Before SQL Azure, Quosal planned to open its own data centers in three global markets, a significant undertaking for a company with 10 employees. Building a worldwide data hosting infrastructure would have required a large upfront cost, including expensive hardware and the administration necessary to hire and train new employees to manage the facilities.

By using SQL Azure, Quosal can rely on Microsoft to manage the data centers, relieving the company of the support costs and burden of hosting its applications for customers. Instead, Quosal can focus on what it does best, developing quote and proposal software. “We are saving [US]$300,000 immediately by not having to build those three data centers,” says McNall. “And we are avoiding ongoing maintenance costs of $6,000 a month. At the same time, the market opportunity that we gain is immeasurable.”

Improved Reliability and Scalability

While Quosal maintained a high service level agreement for its customers, the company is happy to offload that responsibility to Microsoft going forward. SQL Azure maintains three copies of the data and ensures database consistency when actions are performed against the database. And in the case of a hardware failure, SQL Azure provides automatic failover to optimize availability for every Quosal customer.

“We have approximately 200 customers on SQL Azure, and in the 24 months since going live with the solution, I can count on one hand the number of support calls that we have received,” says McNall.

By using SQL Azure, Quosal also avoids overextending valuable infrastructure resources to accommodate expected demand. Instead, the company can take advantage of the elastic, scalable infrastructure offered by SQL Azure, with customers signing up for the services using a flexible pay-as-you-go format. And as with other cloud technologies, customers pay only for what they use. Now Quosal can grow its business without the challenges of demand forecasting and scaling resources up and down to meet a changing customer base.
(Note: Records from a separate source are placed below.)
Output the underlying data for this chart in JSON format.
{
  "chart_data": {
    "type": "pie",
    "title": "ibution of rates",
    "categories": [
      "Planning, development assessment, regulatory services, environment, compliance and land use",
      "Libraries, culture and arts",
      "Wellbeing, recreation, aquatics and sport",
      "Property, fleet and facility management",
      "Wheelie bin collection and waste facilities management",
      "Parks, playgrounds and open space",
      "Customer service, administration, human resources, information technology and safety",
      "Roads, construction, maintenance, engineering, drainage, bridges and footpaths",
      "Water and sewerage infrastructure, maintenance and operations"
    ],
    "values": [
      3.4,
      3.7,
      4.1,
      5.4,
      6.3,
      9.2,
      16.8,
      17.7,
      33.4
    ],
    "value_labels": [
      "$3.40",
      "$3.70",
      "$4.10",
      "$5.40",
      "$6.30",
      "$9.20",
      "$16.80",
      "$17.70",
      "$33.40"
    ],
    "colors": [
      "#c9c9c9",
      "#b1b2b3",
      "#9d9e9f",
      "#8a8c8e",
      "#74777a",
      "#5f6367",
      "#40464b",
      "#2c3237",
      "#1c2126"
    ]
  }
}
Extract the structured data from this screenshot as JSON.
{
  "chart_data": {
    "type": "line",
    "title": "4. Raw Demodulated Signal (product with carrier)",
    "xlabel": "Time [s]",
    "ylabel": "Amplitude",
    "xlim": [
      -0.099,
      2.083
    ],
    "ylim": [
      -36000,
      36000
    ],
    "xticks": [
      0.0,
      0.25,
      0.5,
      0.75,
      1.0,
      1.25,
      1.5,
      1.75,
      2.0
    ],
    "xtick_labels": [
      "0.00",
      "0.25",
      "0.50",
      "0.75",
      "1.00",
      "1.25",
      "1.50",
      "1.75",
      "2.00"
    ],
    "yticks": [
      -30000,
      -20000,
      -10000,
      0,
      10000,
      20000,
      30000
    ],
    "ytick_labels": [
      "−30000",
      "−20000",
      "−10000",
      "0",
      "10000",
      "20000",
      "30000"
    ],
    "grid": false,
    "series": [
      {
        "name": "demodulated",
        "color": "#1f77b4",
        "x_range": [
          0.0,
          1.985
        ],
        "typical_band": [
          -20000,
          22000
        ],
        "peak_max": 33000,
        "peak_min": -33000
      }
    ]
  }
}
Simplified Application Deployment

As Quosal no longer needs to provision databases for customers who choose the hosted deployment option, the company can set them up 33 percent more quickly. Instead of spending time on IT administration to service a new customer, Quosal simply helps them quickly set up a SQL Azure account. “SQL Azure dramatically changes the deployment time frames and ease of management for thousands of small, medium, and large businesses,” says McNall. “It only takes minutes for a Quosal customer to gain an enterprise-class database. Our customers love the ease of deployment so much that about 33 percent of our licensed customers opt to run their database in SQL Azure rather than on-premises.”